Prefer dependency injection over direct global access

Use AI in handlers rather than reaching into request.app.state.ai everywhere.

Use timeouts intentionally

Long-running generation can tie up request time if you do not set reasonable timeout values.

Stream for interactive workloads

If the user is waiting in a chat-like interface, prefer stream() or stream_chat().

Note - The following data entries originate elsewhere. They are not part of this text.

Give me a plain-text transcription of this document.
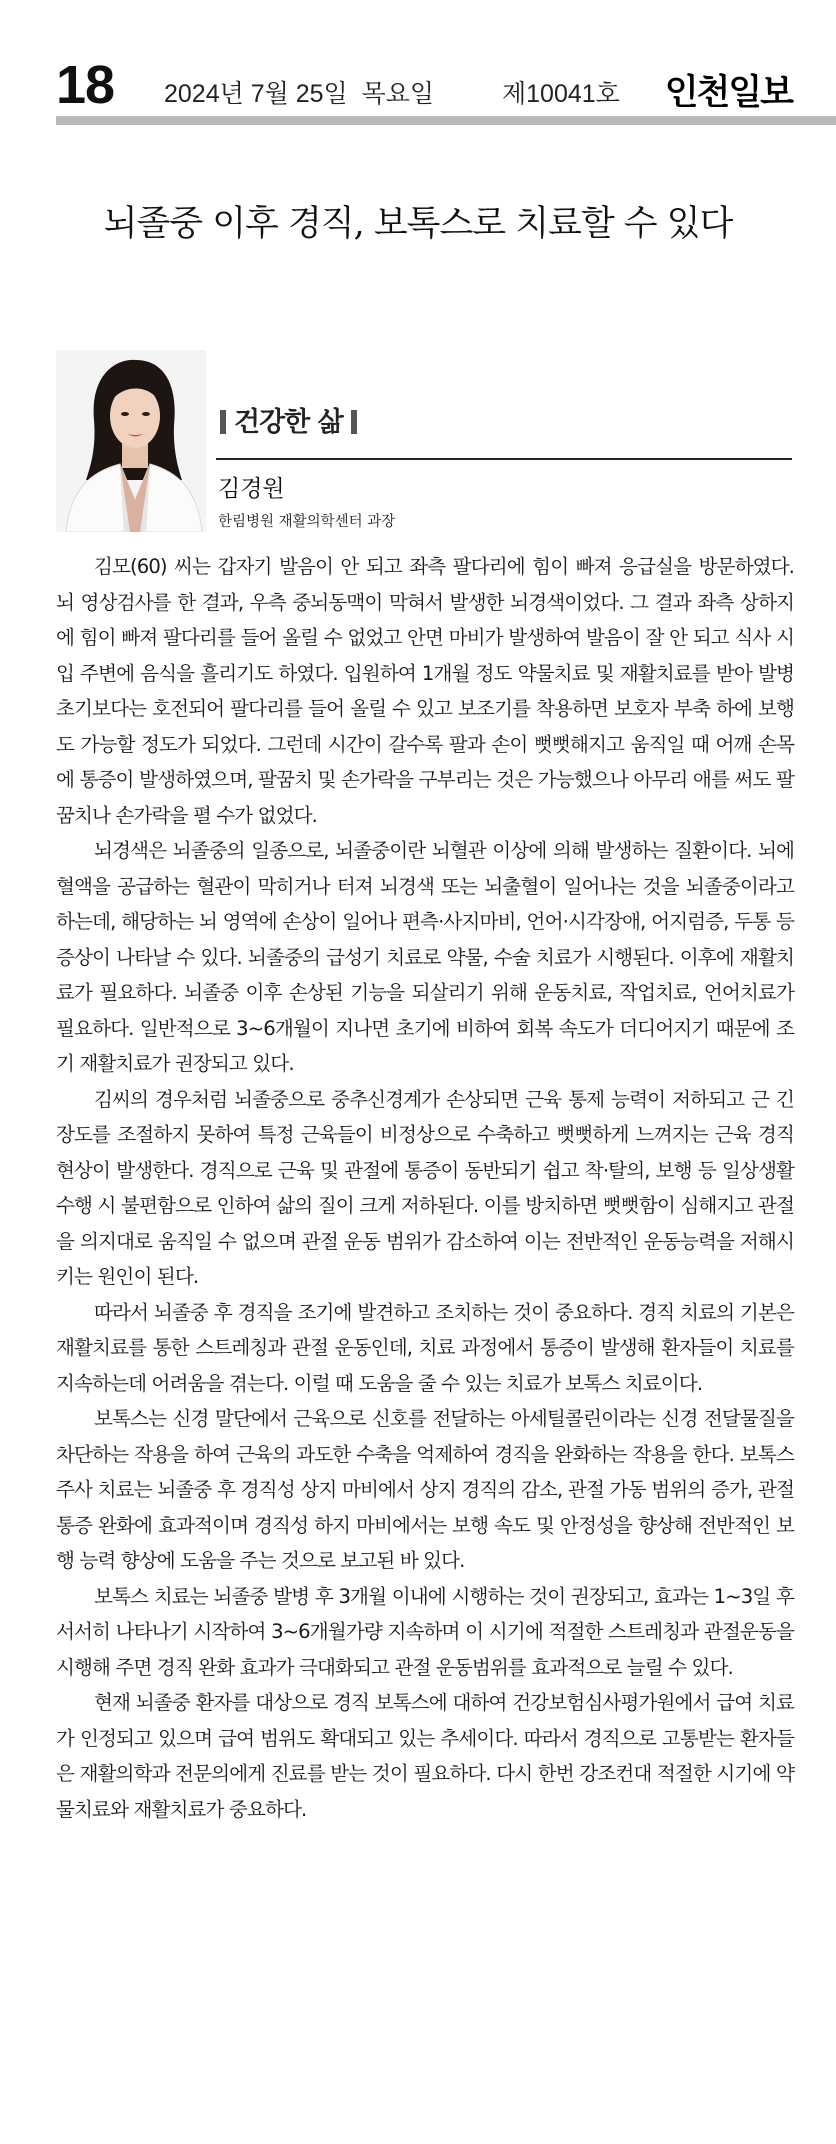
18 2024년 7월 25일  목요일	제10041호 인천일보
뇌졸중 이후 경직, 보톡스로 치료할 수 있다
건강한 삶
김경원
한림병원 재활의학센터 과장

김모(60) 씨는 갑자기 발음이 안 되고 좌측 팔다리에 힘이 빠져 응급실을 방문하였다. 뇌 영상검사를 한 결과, 우측 중뇌동맥이 막혀서 발생한 뇌경색이었다. 그 결과 좌측 상하지에 힘이 빠져 팔다리를 들어 올릴 수 없었고 안면 마비가 발생하여 발음이 잘 안 되고 식사 시 입 주변에 음식을 흘리기도 하였다. 입원하여 1개월 정도 약물치료 및 재활치료를 받아 발병초기보다는 호전되어 팔다리를 들어 올릴 수 있고 보조기를 착용하면 보호자 부축 하에 보행도 가능할 정도가 되었다. 그런데 시간이 갈수록 팔과 손이 뻣뻣해지고 움직일 때 어깨 손목에 통증이 발생하였으며, 팔꿈치 및 손가락을 구부리는 것은 가능했으나 아무리 애를 써도 팔꿈치나 손가락을 펼 수가 없었다.

뇌경색은 뇌졸중의 일종으로, 뇌졸중이란 뇌혈관 이상에 의해 발생하는 질환이다. 뇌에 혈액을 공급하는 혈관이 막히거나 터져 뇌경색 또는 뇌출혈이 일어나는 것을 뇌졸중이라고 하는데, 해당하는 뇌 영역에 손상이 일어나 편측·사지마비, 언어·시각장애, 어지럼증, 두통 등 증상이 나타날 수 있다. 뇌졸중의 급성기 치료로 약물, 수술 치료가 시행된다. 이후에 재활치료가 필요하다. 뇌졸중 이후 손상된 기능을 되살리기 위해 운동치료, 작업치료, 언어치료가 필요하다. 일반적으로 3~6개월이 지나면 초기에 비하여 회복 속도가 더디어지기 때문에 조기 재활치료가 권장되고 있다.

김씨의 경우처럼 뇌졸중으로 중추신경계가 손상되면 근육 통제 능력이 저하되고 근 긴장도를 조절하지 못하여 특정 근육들이 비정상으로 수축하고 뻣뻣하게 느껴지는 근육 경직 현상이 발생한다. 경직으로 근육 및 관절에 통증이 동반되기 쉽고 착·탈의, 보행 등 일상생활 수행 시 불편함으로 인하여 삶의 질이 크게 저하된다. 이를 방치하면 뻣뻣함이 심해지고 관절을 의지대로 움직일 수 없으며 관절 운동 범위가 감소하여 이는 전반적인 운동능력을 저해시키는 원인이 된다.

따라서 뇌졸중 후 경직을 조기에 발견하고 조치하는 것이 중요하다. 경직 치료의 기본은 재활치료를 통한 스트레칭과 관절 운동인데, 치료 과정에서 통증이 발생해 환자들이 치료를 지속하는데 어려움을 겪는다. 이럴 때 도움을 줄 수 있는 치료가 보톡스 치료이다.

보톡스는 신경 말단에서 근육으로 신호를 전달하는 아세틸콜린이라는 신경 전달물질을 차단하는 작용을 하여 근육의 과도한 수축을 억제하여 경직을 완화하는 작용을 한다. 보톡스 주사 치료는 뇌졸중 후 경직성 상지 마비에서 상지 경직의 감소, 관절 가동 범위의 증가, 관절 통증 완화에 효과적이며 경직성 하지 마비에서는 보행 속도 및 안정성을 향상해 전반적인 보행 능력 향상에 도움을 주는 것으로 보고된 바 있다.

보톡스 치료는 뇌졸중 발병 후 3개월 이내에 시행하는 것이 권장되고, 효과는 1~3일 후 서서히 나타나기 시작하여 3~6개월가량 지속하며 이 시기에 적절한 스트레칭과 관절운동을 시행해 주면 경직 완화 효과가 극대화되고 관절 운동범위를 효과적으로 늘릴 수 있다.

현재 뇌졸중 환자를 대상으로 경직 보톡스에 대하여 건강보험심사평가원에서 급여 치료가 인정되고 있으며 급여 범위도 확대되고 있는 추세이다. 따라서 경직으로 고통받는 환자들은 재활의학과 전문의에게 진료를 받는 것이 필요하다. 다시 한번 강조컨대 적절한 시기에 약물치료와 재활치료가 중요하다.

Log provider failures at the boundary

The best place to log provider failures is where application context still exists:

  • route handler
  • service layer
  • background job wrapper

Troubleshooting

RuntimeError: httpx is required for lilya.contrib.ai

Install the extra:

pip install "lilya[ai]"

No model was provided

Set a default model on AIClient or pass model= for the request.

No AIClient configured

Make sure you called setup_ai(app, client=...).

The endpoint works locally but not in tests

Usually one of these is happening:

  • the route did not declare dependencies={"ai": AI}
  • the app did not call setup_ai(...)
  • the test needs to override the AI dependency with a fake provider or fake client

Streaming returns nothing

Check:

  • the provider supports streaming for that model
  • your route is returning a streaming response correctly
  • you are consuming chunk.delta

The provider is compatible, but not fully

Use OpenAICompatibleProvider for providers that are mostly compatible, then pass vendor-specific options through extra. If the wire format is genuinely different, add a dedicated provider adapter instead of overloading the common one.

Reference Summary

API Purpose
AIClient.prompt() Single-prompt non-streaming call
AIClient.chat() Multi-message non-streaming call
AIClient.stream() Single-prompt streaming call
AIClient.stream_chat() Multi-message streaming call
setup_ai() Register client on app state and lifecycle
AI Inject configured client into Lilya handlers
OpenAICompatibleProvider OpenAI-style compatible provider adapter
AnthropicProvider Anthropic messages API adapter

Provider Defaults Verified

The built-in defaults in this module are based on the vendors' official documentation:

  • OpenAI chat completions under https://api.openai.com/v1
  • Groq OpenAI compatibility under https://api.groq.com/openai/v1
  • Mistral chat completions under https://api.mistral.ai/v1
  • Anthropic Messages API under https://api.anthropic.com/v1/messages with anthropic-version: 2023-06-01

Those defaults are still fully overridable through the configuration dataclasses if your deployment uses a proxy, gateway, or self-hosted compatibility layer.